Pour deux dirigeants de maisons de thérapie, il est clair que la décision de Loto-Québec de se lancer dans le poker en ligne va augmenter le nombre de joueurs pathologiques.

Poker en ligne: des groupes dénoncent le glamour et l'illusion

La notion de hasard dans le poker est trop souvent négligée ou totalement escamotée, et c'est ce qui en fait un jeu dangereux. Telles sont les craintes exprimées par les dirigeants de deux maisons de thérapie pour joueurs compulsifs de la région de Québec.
«Jouer au poker, c'est beaucoup plus glamour que la loterie vidéo. Des héros, des gens célèbres s'y adonnent», dit Lynda Poirier. La directrice de la maison de thérapie La CASA craint que ces images attirent une nouvelle clientèle maintenant que le poker en ligne sera légalisé.

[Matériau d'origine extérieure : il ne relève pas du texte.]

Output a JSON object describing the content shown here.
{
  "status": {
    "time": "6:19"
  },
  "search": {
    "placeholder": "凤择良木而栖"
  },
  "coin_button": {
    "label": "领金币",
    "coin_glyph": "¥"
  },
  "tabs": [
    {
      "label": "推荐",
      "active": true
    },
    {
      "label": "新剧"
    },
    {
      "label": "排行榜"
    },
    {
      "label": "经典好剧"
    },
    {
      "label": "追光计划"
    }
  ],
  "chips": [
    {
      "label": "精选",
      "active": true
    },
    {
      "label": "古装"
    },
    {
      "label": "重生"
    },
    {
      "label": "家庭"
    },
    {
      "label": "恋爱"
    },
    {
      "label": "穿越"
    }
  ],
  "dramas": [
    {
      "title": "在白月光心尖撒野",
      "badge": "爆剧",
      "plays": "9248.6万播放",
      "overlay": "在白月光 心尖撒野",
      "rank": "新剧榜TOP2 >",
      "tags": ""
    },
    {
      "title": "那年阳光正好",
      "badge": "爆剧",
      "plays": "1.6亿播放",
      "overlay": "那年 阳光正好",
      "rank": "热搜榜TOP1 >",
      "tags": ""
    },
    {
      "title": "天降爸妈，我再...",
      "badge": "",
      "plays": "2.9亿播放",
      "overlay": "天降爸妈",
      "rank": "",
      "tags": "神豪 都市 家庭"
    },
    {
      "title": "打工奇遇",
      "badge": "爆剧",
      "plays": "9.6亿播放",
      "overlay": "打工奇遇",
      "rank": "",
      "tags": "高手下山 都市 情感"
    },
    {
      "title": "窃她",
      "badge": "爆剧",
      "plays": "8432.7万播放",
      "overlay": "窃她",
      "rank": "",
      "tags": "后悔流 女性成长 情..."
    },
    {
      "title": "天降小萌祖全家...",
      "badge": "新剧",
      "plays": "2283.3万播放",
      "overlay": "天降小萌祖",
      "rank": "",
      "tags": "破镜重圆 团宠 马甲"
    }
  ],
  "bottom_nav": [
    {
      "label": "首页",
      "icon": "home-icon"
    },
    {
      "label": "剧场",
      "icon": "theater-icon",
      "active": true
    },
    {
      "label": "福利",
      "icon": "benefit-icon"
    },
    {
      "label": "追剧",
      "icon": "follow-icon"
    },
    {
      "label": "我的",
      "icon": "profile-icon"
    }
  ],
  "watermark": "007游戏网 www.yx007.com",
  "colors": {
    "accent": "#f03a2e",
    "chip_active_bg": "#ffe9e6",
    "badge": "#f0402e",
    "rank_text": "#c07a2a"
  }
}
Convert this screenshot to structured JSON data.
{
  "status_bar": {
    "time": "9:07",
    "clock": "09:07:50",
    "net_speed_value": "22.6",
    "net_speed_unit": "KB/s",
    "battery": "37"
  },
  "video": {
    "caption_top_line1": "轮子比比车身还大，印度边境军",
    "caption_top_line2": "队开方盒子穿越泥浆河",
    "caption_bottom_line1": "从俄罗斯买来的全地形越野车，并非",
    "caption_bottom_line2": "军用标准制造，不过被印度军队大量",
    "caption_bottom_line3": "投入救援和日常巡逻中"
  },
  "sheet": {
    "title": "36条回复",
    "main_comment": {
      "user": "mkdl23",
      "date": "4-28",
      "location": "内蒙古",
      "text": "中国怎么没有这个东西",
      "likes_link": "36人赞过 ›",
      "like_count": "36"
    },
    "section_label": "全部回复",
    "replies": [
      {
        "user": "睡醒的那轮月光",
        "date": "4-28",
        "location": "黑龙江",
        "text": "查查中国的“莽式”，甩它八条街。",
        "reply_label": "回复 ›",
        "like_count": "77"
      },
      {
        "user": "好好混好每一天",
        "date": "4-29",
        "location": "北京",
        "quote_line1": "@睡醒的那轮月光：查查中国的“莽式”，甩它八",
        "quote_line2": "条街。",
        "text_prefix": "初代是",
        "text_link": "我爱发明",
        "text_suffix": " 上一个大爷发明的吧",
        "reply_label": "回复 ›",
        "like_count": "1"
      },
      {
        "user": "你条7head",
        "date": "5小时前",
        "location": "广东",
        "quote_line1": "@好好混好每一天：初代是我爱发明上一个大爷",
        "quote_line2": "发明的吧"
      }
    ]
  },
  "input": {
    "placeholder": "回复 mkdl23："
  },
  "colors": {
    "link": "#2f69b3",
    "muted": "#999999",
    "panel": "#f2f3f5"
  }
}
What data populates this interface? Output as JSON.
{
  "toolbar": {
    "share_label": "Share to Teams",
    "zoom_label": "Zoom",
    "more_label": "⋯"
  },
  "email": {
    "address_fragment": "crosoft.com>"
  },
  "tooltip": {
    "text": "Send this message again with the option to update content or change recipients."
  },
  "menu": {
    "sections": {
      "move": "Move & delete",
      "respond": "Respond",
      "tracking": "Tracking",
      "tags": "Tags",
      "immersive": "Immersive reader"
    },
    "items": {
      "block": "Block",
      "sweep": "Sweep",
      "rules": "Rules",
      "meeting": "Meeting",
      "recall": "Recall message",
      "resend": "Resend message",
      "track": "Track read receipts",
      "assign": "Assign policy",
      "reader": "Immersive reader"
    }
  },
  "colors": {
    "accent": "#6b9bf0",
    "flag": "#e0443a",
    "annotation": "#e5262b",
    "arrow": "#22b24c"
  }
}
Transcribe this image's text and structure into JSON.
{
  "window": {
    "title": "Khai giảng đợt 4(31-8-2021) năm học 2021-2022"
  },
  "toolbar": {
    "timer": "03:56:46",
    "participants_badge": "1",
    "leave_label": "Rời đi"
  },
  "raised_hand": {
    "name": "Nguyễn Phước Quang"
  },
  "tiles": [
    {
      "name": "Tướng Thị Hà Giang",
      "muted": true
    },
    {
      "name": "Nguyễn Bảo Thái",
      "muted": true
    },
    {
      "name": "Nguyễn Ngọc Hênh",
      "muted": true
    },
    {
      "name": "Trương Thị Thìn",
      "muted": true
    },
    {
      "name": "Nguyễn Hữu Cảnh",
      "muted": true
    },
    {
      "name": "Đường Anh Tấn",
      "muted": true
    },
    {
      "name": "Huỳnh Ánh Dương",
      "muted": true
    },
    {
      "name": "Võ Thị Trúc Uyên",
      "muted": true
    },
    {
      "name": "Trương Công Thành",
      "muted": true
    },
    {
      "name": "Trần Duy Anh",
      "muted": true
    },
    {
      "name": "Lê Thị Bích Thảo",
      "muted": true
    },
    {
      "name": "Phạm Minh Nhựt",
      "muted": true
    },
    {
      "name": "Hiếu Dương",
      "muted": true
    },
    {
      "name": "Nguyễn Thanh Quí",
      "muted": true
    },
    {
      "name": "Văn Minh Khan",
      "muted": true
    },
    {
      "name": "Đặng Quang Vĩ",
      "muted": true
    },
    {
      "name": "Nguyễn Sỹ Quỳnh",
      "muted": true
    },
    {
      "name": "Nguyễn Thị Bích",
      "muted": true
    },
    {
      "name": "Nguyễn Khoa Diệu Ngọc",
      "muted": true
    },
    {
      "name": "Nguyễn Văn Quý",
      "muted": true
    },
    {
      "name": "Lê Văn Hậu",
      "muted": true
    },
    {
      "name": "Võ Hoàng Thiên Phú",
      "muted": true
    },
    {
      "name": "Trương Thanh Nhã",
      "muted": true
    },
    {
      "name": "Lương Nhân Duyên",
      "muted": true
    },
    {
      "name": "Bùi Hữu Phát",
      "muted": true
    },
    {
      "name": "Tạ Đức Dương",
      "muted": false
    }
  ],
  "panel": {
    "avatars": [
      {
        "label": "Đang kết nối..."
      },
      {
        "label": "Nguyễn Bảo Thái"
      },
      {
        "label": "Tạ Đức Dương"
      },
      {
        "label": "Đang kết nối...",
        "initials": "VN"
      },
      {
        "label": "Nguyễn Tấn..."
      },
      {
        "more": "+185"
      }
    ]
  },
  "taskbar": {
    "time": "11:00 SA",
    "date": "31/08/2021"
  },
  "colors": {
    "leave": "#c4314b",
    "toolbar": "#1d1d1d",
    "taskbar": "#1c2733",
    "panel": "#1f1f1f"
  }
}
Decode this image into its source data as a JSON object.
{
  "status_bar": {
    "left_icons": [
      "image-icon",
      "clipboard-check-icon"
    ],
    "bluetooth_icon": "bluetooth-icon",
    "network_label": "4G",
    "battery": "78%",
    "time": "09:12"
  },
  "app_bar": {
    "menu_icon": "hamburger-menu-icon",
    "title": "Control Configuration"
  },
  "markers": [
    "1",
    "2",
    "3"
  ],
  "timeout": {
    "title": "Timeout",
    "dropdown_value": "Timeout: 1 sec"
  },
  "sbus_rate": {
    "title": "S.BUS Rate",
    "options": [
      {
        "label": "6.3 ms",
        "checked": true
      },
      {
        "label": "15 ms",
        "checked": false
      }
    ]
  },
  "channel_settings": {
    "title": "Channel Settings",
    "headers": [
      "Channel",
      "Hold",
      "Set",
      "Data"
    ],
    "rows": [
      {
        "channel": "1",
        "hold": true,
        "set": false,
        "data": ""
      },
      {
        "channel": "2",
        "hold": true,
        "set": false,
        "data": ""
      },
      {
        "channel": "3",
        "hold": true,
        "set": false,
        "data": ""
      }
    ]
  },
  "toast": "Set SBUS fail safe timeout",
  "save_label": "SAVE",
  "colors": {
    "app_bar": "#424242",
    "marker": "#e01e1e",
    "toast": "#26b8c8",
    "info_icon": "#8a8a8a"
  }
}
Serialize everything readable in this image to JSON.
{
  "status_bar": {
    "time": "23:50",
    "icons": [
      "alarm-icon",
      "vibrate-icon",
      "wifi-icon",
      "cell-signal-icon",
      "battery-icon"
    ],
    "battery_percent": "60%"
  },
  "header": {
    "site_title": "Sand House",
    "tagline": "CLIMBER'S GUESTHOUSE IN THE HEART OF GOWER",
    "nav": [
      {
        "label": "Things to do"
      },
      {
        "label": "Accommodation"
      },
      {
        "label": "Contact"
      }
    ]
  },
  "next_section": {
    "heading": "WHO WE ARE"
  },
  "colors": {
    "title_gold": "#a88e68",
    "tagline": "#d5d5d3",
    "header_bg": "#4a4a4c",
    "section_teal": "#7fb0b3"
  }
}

«Les légendes urbaines selon lesquelles on peut s'enrichir et même vivre du poker augmentent l'attrait du jeu», ajoute Mme Poirier. Elle a assisté à la naissance des appareils de loterie vidéo légalisés par Loto-Québec. Là aussi des gens ont cru qu'avec la légalité on pourrait s'enrichir avec ces appareils, se rappelle-t-elle.
La directrice de la CASA se demande si encore une fois le gouvernement n'avance pas de façon précipitée sans être capable de mesurer toutes les conséquences. Elle attribue la popularité du poker au fait que les joueurs peuvent développer leur habileté et améliorer leur jeu. «Mais il reste toujours une part de hasard, dont on ne parle pas suffisamment.»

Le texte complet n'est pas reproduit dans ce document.